As Steve points out at some point Bezos got “it” and he realized the power and the value in his company wasn’t just to be an online retailer, but to the be THE platform for online retailing. Now, to fully understand this, Bezos didn’t say to his team build me a platform that handles every aspect of online retailing including managing the supply-chain and facilitating third-party suppliers to sell directly through Amazon. What he said was simpler than that, but significantly more powerful; he said, every team in the business will expose their data via a service interface.

Now, I’ve written about Enteprise SOA till I’m blue in the face and still had to deal with arrogant dweebs argue about REST vs. SOAP or top-down vs. bottom-up just more people who didn’t get that SOA is an architecture that should be applied to the business, not to just the software. Now, I have the greatest proof point imaginable for my argument, Amazon is the embodiment of Enterprise SOA; no two teams can communicate data without going through their own public interfaces or face termination. I guarantee that format, protocol, size, shape, smell, whatever attribute you want to convey about SOA all became irrelevant after a few months of your fellow workers kicking the crap out of you for having a broken or dysfunctional interface.

This isn’t even the best part of the story; it’s just the beginning. What Bezos effectively created by this one mandate was to turn Amazon into a platform. Amazon today is probably the most powerful retail platform in the world. The underlying software helps that platform to run smoothly, but the platform is more than the software. It’s the people, the processes and the technologies working together in harmony to move products from buyer to seller in both physical and digital forms.

Additionally, what Amazon realized in due course of this act is that the computing platform developed to drive their retail platform can also play a significant role in helping other businesses become a platform as well. Hence, Amazon Web Services is the embodiment of that effort providing the same methodology as Amazon the retail platform uses to the world-at-large.

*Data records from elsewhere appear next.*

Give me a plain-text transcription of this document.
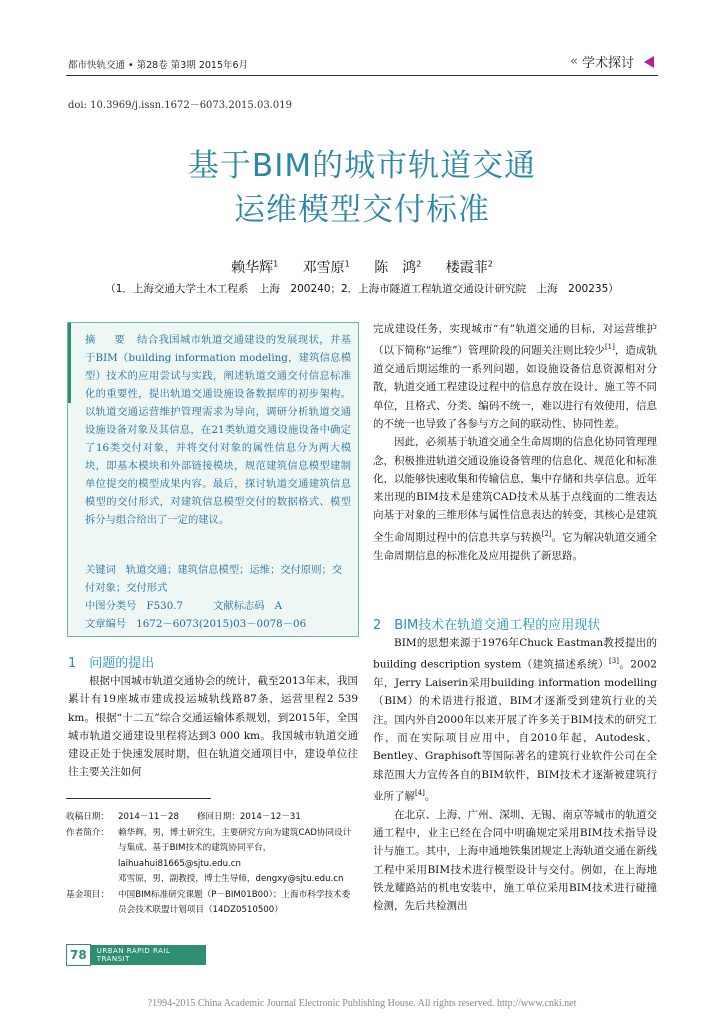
都市快轨交通 • 第28卷 第3期 2015年6月	« 学术探讨
doi: 10.3969/j.issn.1672－6073.2015.03.019
基于BIM的城市轨道交通
运维模型交付标准
赖华辉$^1$ 邓雪原$^1$ 陈　鸿$^2$ 楼霞菲$^2$
（1．上海交通大学土木工程系　上海　200240；2．上海市隧道工程轨道交通设计研究院　上海　200235）
摘　要 结合我国城市轨道交通建设的发展现状，并基于BIM（building information modeling，建筑信息模型）技术的应用尝试与实践，阐述轨道交通交付信息标准化的重要性，提出轨道交通设施设备数据库的初步架构。以轨道交通运营维护管理需求为导向，调研分析轨道交通设施设备对象及其信息，在21类轨道交通设施设备中确定了16类交付对象，并将交付对象的属性信息分为两大模块，即基本模块和外部链接模块，规范建筑信息模型建制单位提交的模型成果内容。最后，探讨轨道交通建筑信息模型的交付形式，对建筑信息模型交付的数据格式、模型拆分与组合给出了一定的建议。
关键词 轨道交通；建筑信息模型；运维；交付原则；交付对象；交付形式
中图分类号 F530.7	文献标志码 A
文章编号 1672－6073(2015)03－0078－06
1　问题的提出

根据中国城市轨道交通协会的统计，截至2013年末，我国累计有19座城市建成投运城轨线路87条，运营里程2 539 km。根据“十二五”综合交通运输体系规划，到2015年，全国城市轨道交通建设里程将达到3 000 km。我国城市轨道交通建设正处于快速发展时期，但在轨道交通项目中，建设单位往往主要关注如何

收稿日期：	2014－11－28 修回日期： 2014－12－31
作者简介：	赖华辉，男，博士研究生，主要研究方向为建筑CAD协同设计与集成、基于BIM技术的建筑协同平台，laihuahui81665@sjtu.edu.cn
邓雪原，男，副教授，博士生导师，dengxy@sjtu.edu.cn
基金项目：	中国BIM标准研究课题（P－BIM01B00）；上海市科学技术委员会技术联盟计划项目（14DZ0510500）

完成建设任务，实现城市“有”轨道交通的目标，对运营维护（以下简称“运维”）管理阶段的问题关注则比较少[1]，造成轨道交通后期运维的一系列问题，如设施设备信息资源相对分散，轨道交通工程建设过程中的信息存放在设计、施工等不同单位，且格式、分类、编码不统一，难以进行有效使用，信息的不统一也导致了各参与方之间的联动性、协同性差。

因此，必须基于轨道交通全生命周期的信息化协同管理理念，积极推进轨道交通设施设备管理的信息化、规范化和标准化，以能够快速收集和传输信息，集中存储和共享信息。近年来出现的BIM技术是建筑CAD技术从基于点线面的二维表达向基于对象的三维形体与属性信息表达的转变，其核心是建筑全生命周期过程中的信息共享与转换[2]。它为解决轨道交通全生命周期信息的标准化及应用提供了新思路。

2　BIM技术在轨道交通工程的应用现状

BIM的思想来源于1976年Chuck Eastman教授提出的building description system（建筑描述系统）[3]。2002年，Jerry Laiserin采用building information modelling（BIM）的术语进行报道，BIM才逐渐受到建筑行业的关注。国内外自2000年以来开展了许多关于BIM技术的研究工作，而在实际项目应用中，自2010年起，Autodesk、Bentley、Graphisoft等国际著名的建筑行业软件公司在全球范围大力宣传各自的BIM软件，BIM技术才逐渐被建筑行业所了解[4]。

在北京、上海、广州、深圳、无锡、南京等城市的轨道交通工程中，业主已经在合同中明确规定采用BIM技术指导设计与施工。其中，上海申通地铁集团规定上海轨道交通在新线工程中采用BIM技术进行模型设计与交付。例如，在上海地铁龙耀路站的机电安装中，施工单位采用BIM技术进行碰撞检测，先后共检测出

78	URBAN RAPID RAIL TRANSIT
?1994-2015 China Academic Journal Electronic Publishing House. All rights reserved. http://www.cnki.net
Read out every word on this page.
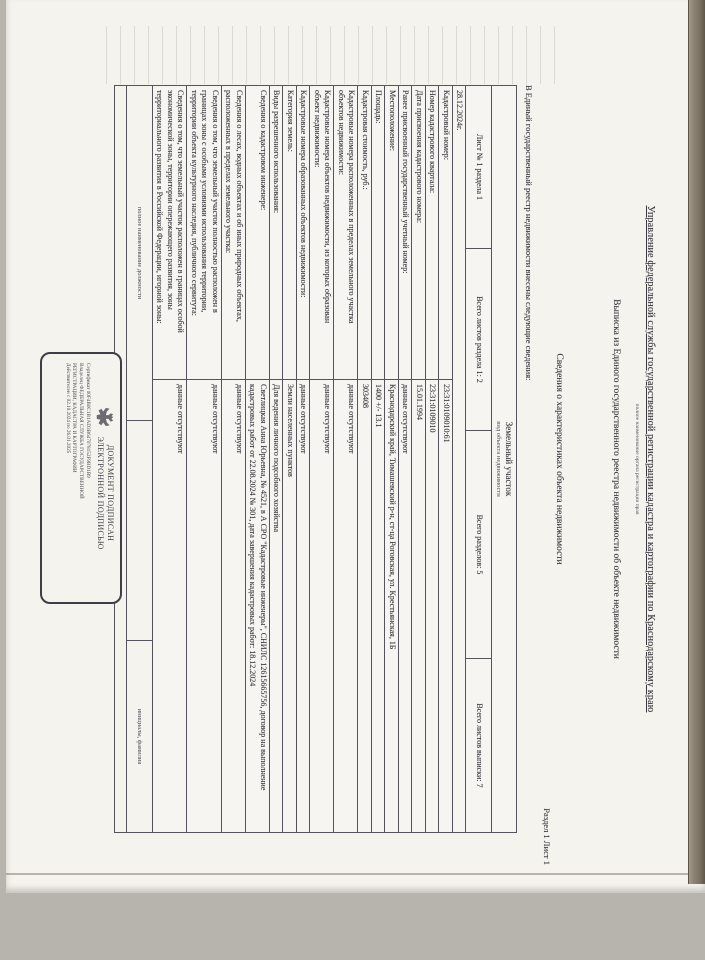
Управление федеральной службы государственной регистрации кадастра и картографии по Краснодарскому краю
полное наименование органа регистрации прав
Выписка из Единого государственного реестра недвижимости об объекте недвижимости
Сведения о характеристиках объекта недвижимости
Раздел 1 Лист 1
В Единый государственный реестр недвижимости внесены следующие сведения:
Земельный участок
вид объекта недвижимости
Лист № 1 раздела 1
Всего листов раздела 1: 2
Всего разделов: 5
Всего листов выписки: 7
28.12.2024г.
Кадастровый номер:
23:31:0109010:61
Номер кадастрового квартала:
23:31:0109010
Дата присвоения кадастрового номера:
15.01.1994
Ранее присвоенный государственный учетный номер:
данные отсутствуют
Местоположение:
Краснодарский край, Тимашевский р-н, ст-ца Роговская, ул. Крестьянская, 1Б
Площадь:
1400 +/- 13.1
Кадастровая стоимость, руб.:
303408
Кадастровые номера расположенных в пределах земельного участка объектов недвижимости:
данные отсутствуют
Кадастровые номера объектов недвижимости, из которых образован объект недвижимости:
данные отсутствуют
Кадастровые номера образованных объектов недвижимости:
данные отсутствуют
Категория земель:
Земли населенных пунктов
Виды разрешенного использования:
Для ведения личного подсобного хозяйства
Сведения о кадастровом инженере:
Светлицкая Анна Юрьевна, № 4521, в А СРО "Кадастровые инженеры", СНИЛС 12615665756, договор на выполнение кадастровых работ от 22.08.2024 № 301, дата завершения кадастровых работ: 18.12.2024
Сведения о лесах, водных объектах и об иных природных объектах, расположенных в пределах земельного участка:
данные отсутствуют
Сведения о том, что земельный участок полностью расположен в границах зоны с особыми условиями использования территории, территории объекта культурного наследия, публичного сервитута:
данные отсутствуют
Сведения о том, что земельный участок расположен в границах особой экономической зоны, территории опережающего развития, зоны территориального развития в Российской Федерации, игорной зоны:
данные отсутствуют
полное наименование должности
инициалы, фамилия
ДОКУМЕНТ ПОДПИСАН
ЭЛЕКТРОННОЙ ПОДПИСЬЮ
Сертификат 00F4B0C1B1AD3B647078152F9BD1B9
Владелец ФЕДЕРАЛЬНАЯ СЛУЖБА ГОСУДАРСТВЕННОЙ
РЕГИСТРАЦИИ, КАДАСТРА И КАРТОГРАФИИ
Действителен с 02.10.2024 по 26.01.2025
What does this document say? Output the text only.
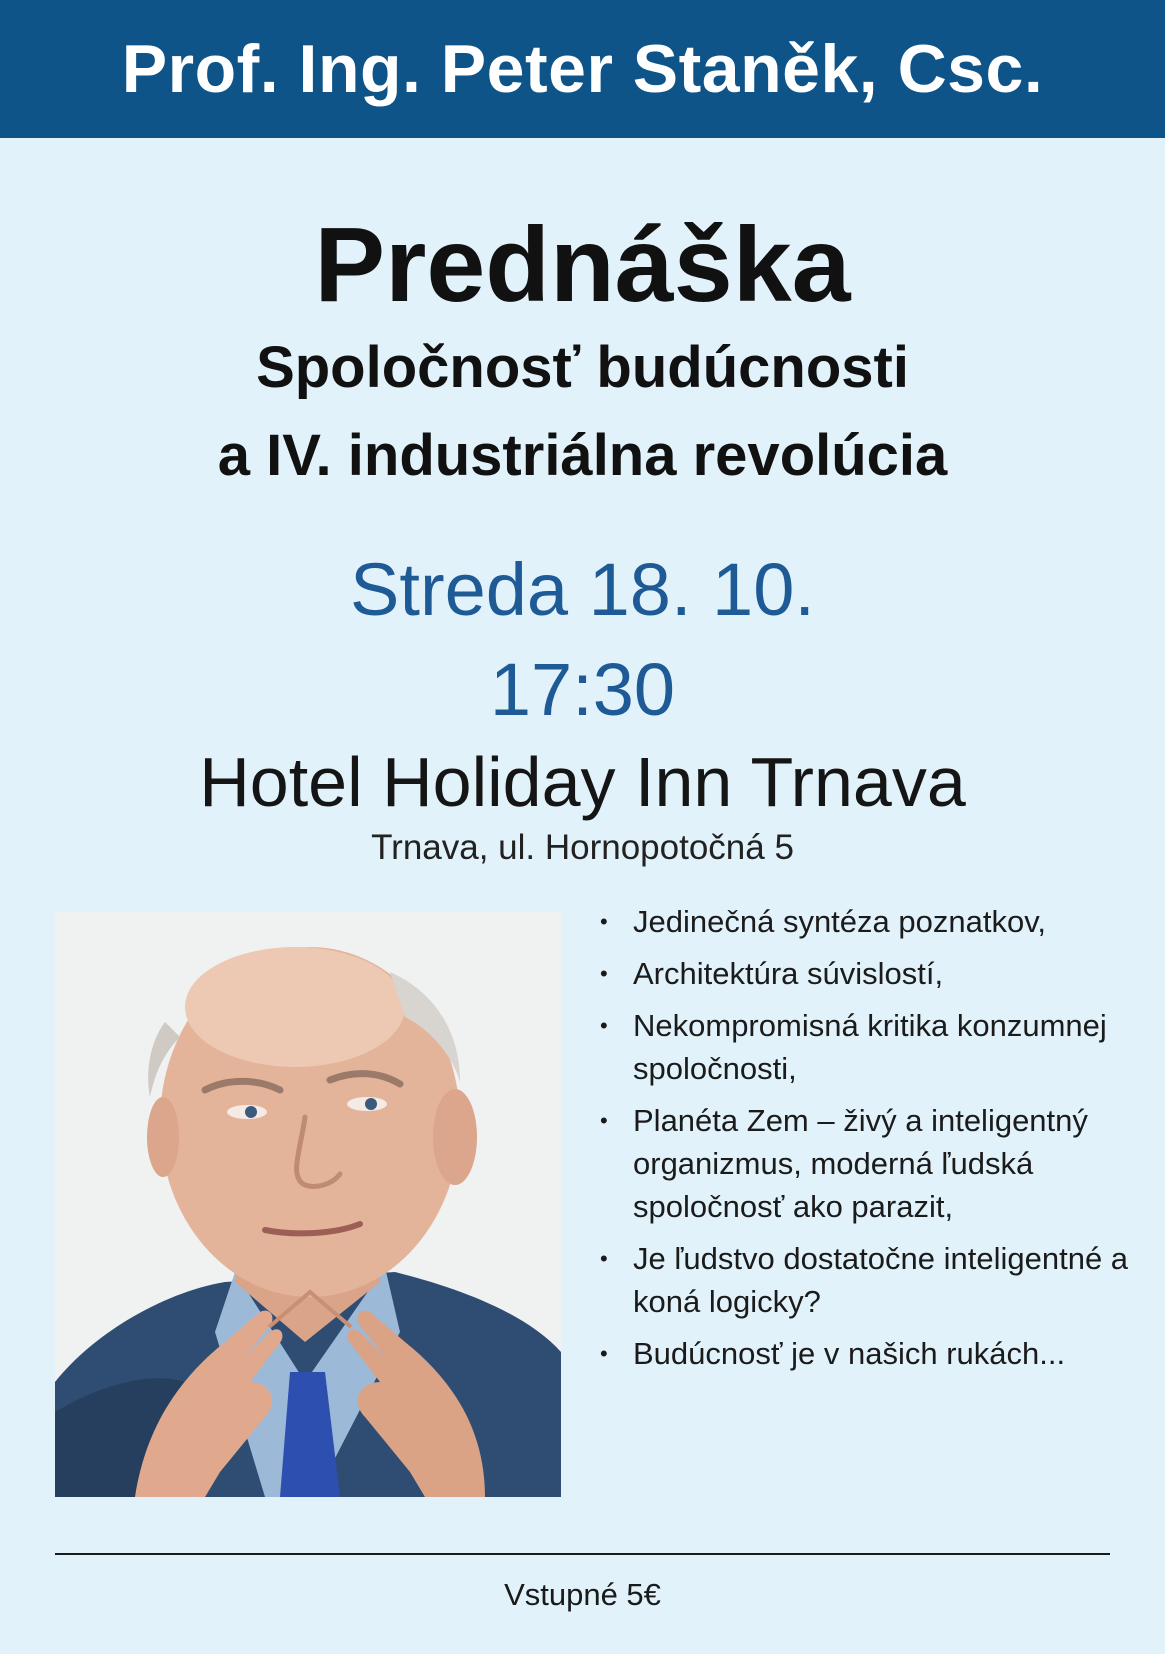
Prof. Ing. Peter Staněk, Csc.
Prednáška
Spoločnosť budúcnosti
a IV. industriálna revolúcia
Streda 18. 10.
17:30
Hotel Holiday Inn Trnava
Trnava, ul. Hornopotočná 5
• Jedinečná syntéza poznatkov,
• Architektúra súvislostí,
• Nekompromisná kritika konzumnej spoločnosti,
• Planéta Zem – živý a inteligentný organizmus, moderná ľudská spoločnosť ako parazit,
• Je ľudstvo dostatočne inteligentné a koná logicky?
• Budúcnosť je v našich rukách...
Vstupné 5€
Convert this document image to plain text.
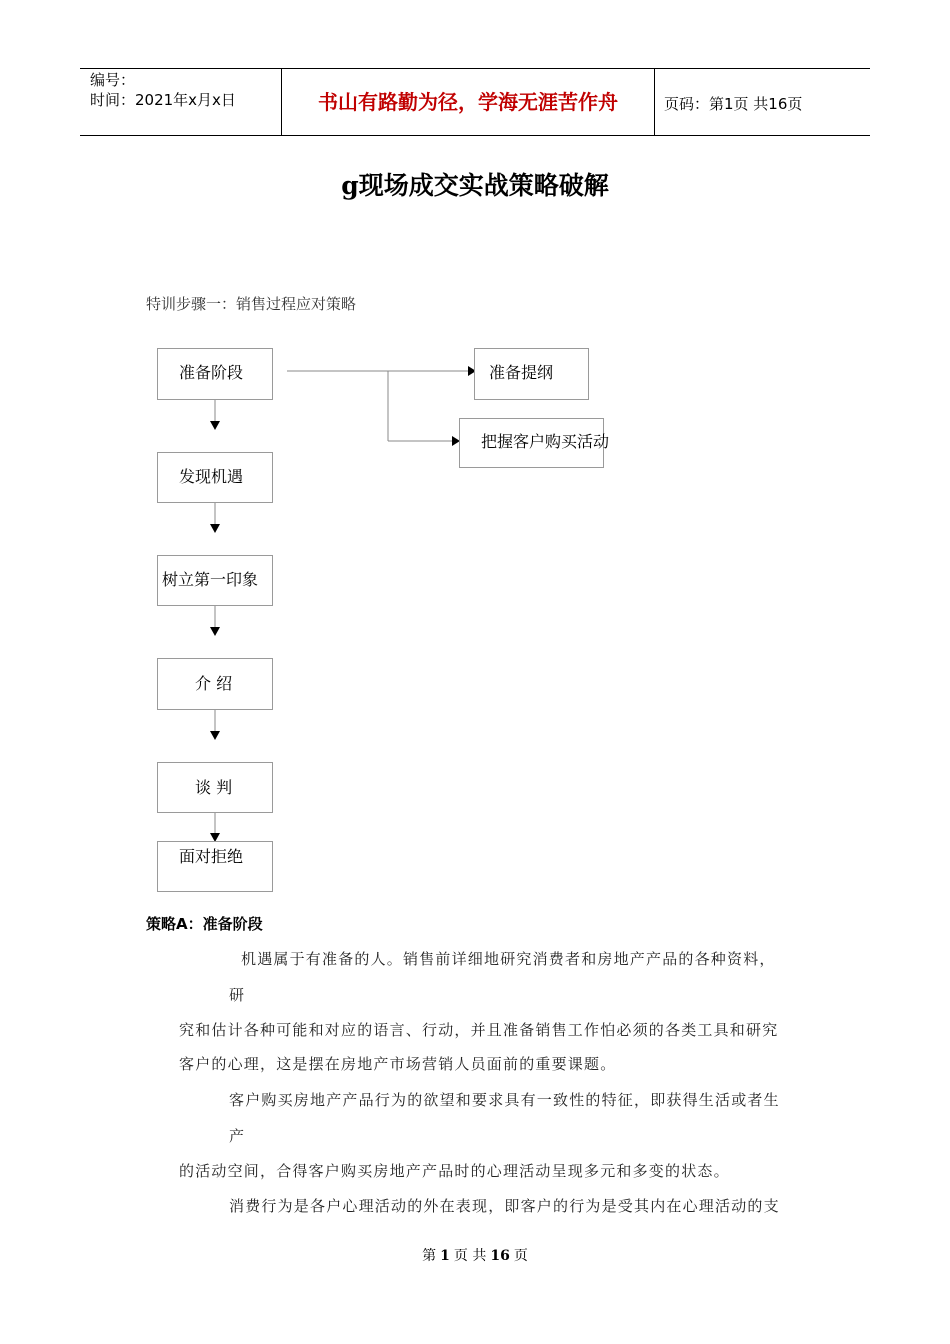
编号：
时间：2021年x月x日	书山有路勤为径，学海无涯苦作舟	页码：第1页 共16页
g现场成交实战策略破解
特训步骤一：销售过程应对策略
准备阶段
发现机遇
树立第一印象
介 绍
谈 判
面对拒绝
准备提纲
把握客户购买活动
策略A：准备阶段
机遇属于有准备的人。销售前详细地研究消费者和房地产产品的各种资料，
研
究和估计各种可能和对应的语言、行动，并且准备销售工作怕必须的各类工具和研究
客户的心理，这是摆在房地产市场营销人员面前的重要课题。
客户购买房地产产品行为的欲望和要求具有一致性的特征，即获得生活或者生
产
的活动空间，合得客户购买房地产产品时的心理活动呈现多元和多变的状态。
消费行为是各户心理活动的外在表现，即客户的行为是受其内在心理活动的支
第 1 页 共 16 页
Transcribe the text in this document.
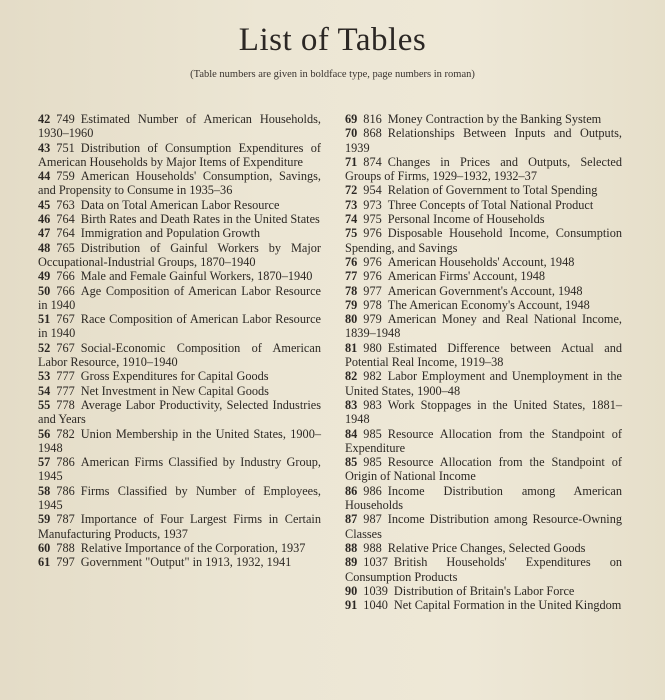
List of Tables
(Table numbers are given in boldface type, page numbers in roman)

42 749 Estimated Number of American Households, 1930–1960

43 751 Distribution of Consumption Expenditures of American Households by Major Items of Expenditure

44 759 American Households' Consumption, Savings, and Propensity to Consume in 1935–36

45 763 Data on Total American Labor Resource

46 764 Birth Rates and Death Rates in the United States

47 764 Immigration and Population Growth

48 765 Distribution of Gainful Workers by Major Occupational-Industrial Groups, 1870–1940

49 766 Male and Female Gainful Workers, 1870–1940

50 766 Age Composition of American Labor Resource in 1940

51 767 Race Composition of American Labor Resource in 1940

52 767 Social-Economic Composition of American Labor Resource, 1910–1940

53 777 Gross Expenditures for Capital Goods

54 777 Net Investment in New Capital Goods

55 778 Average Labor Productivity, Selected Industries and Years

56 782 Union Membership in the United States, 1900–1948

57 786 American Firms Classified by Industry Group, 1945

58 786 Firms Classified by Number of Employees, 1945

59 787 Importance of Four Largest Firms in Certain Manufacturing Products, 1937

60 788 Relative Importance of the Corporation, 1937

61 797 Government "Output" in 1913, 1932, 1941

69 816 Money Contraction by the Banking System

70 868 Relationships Between Inputs and Outputs, 1939

71 874 Changes in Prices and Outputs, Selected Groups of Firms, 1929–1932, 1932–37

72 954 Relation of Government to Total Spending

73 973 Three Concepts of Total National Product

74 975 Personal Income of Households

75 976 Disposable Household Income, Consumption Spending, and Savings

76 976 American Households' Account, 1948

77 976 American Firms' Account, 1948

78 977 American Government's Account, 1948

79 978 The American Economy's Account, 1948

80 979 American Money and Real National Income, 1839–1948

81 980 Estimated Difference between Actual and Potential Real Income, 1919–38

82 982 Labor Employment and Unemployment in the United States, 1900–48

83 983 Work Stoppages in the United States, 1881–1948

84 985 Resource Allocation from the Standpoint of Expenditure

85 985 Resource Allocation from the Standpoint of Origin of National Income

86 986 Income Distribution among American Households

87 987 Income Distribution among Resource-Owning Classes

88 988 Relative Price Changes, Selected Goods

89 1037 British Households' Expenditures on Consumption Products

90 1039 Distribution of Britain's Labor Force

91 1040 Net Capital Formation in the United Kingdom
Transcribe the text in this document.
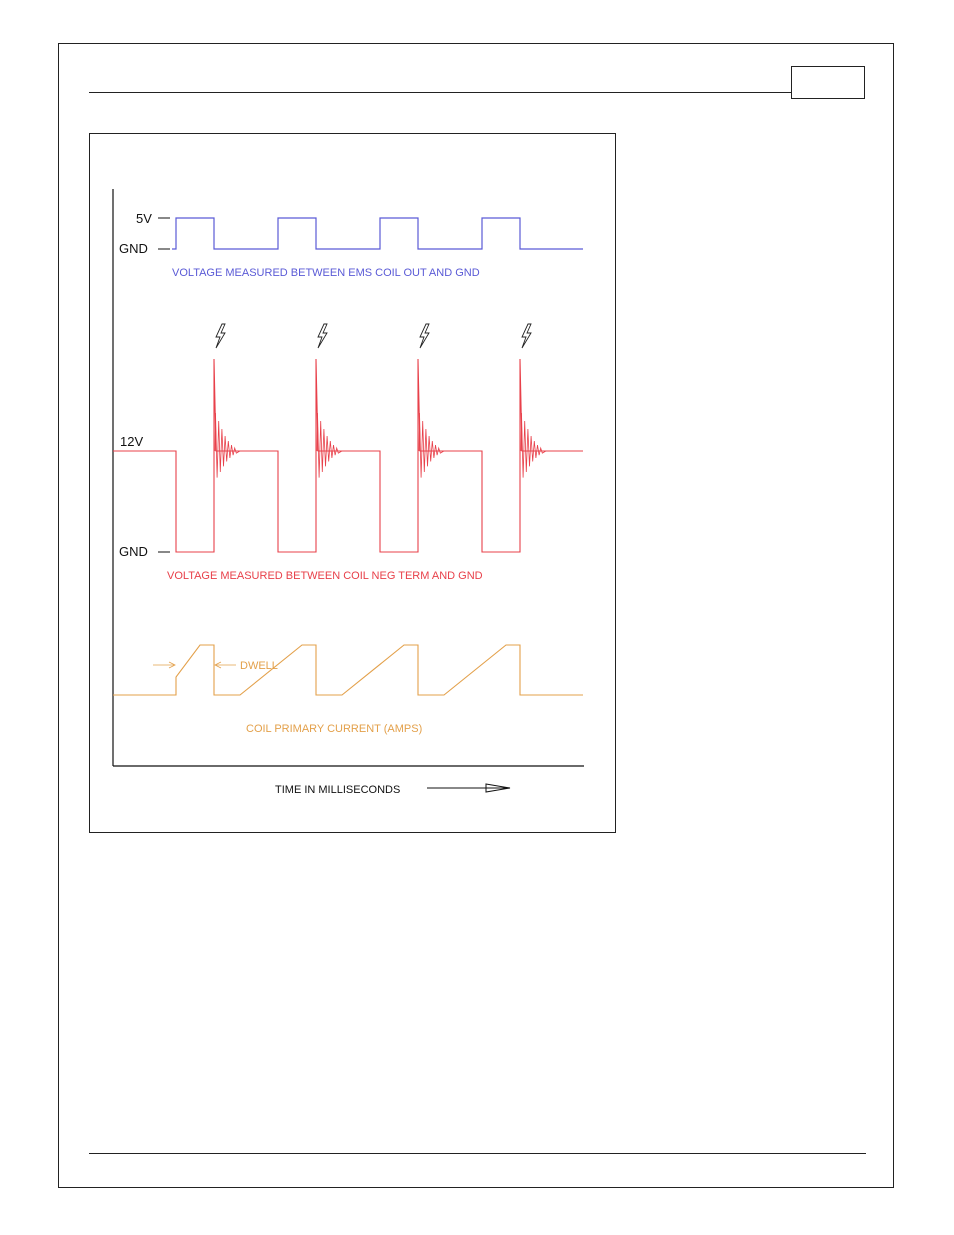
5V
GND
VOLTAGE MEASURED BETWEEN EMS COIL OUT AND GND
12V
GND
VOLTAGE MEASURED BETWEEN COIL NEG TERM AND GND
DWELL
COIL PRIMARY CURRENT (AMPS)
TIME IN MILLISECONDS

On the other side of the jungle sits a million pound behemoth attempting to stay valid in this fast moving cloud market, where lots of small and mid-sized competitors, as well as some large competitors, are all already vying for leadership positions. Companies, such as Dell, Google, HP, Oracle, Cisco, Microsoft, Unisys, and Harris are established firms with solid client bases that are all looking to deliver cloud services to the enterprise. So, what can IBM do as a Johnny-come-lately to the cloud game to compete in this arena?

Obviously, IBM believes it’s been playing in this cloud game for some time, but perception is reality and when people talk cloud, IBM is typically not part of the conversation. And, that’s when it hits me, IBM needs a BHAG (Big Hairy Audacious Goal) to turn this perception around. They’re not going to win this game by throwing money and people at the problem, it’s a different world led by a different mindset and Grandpa’s enterprise computing approaches aren’t going to cut it. IBM needs to become the platform! They need to embody everything they know and have been delivering for the past 100 years, package it and deliver it through service interfaces. They need to make every team work with every other team only through service interfaces. And, most importantly, they need to change the conversation from “what is cloud computing” to “what is cloud computing about”.

Now, I suppose this same approach could work for HP and Microsoft as well since they too both struggle to stand out against in the field of cloud computing. However, at least HP and Microsoft are part of the conversation. Maybe I’m just rooting for the underdog like I always do, which is why I still haven’t given up on the Washington Redskins … yet! It would be fun to watch a behemoth like IBM come stomping from the backfield, crushing those with existing market penetration and moving to the front of the pack to compete against the leaders in cloud computing.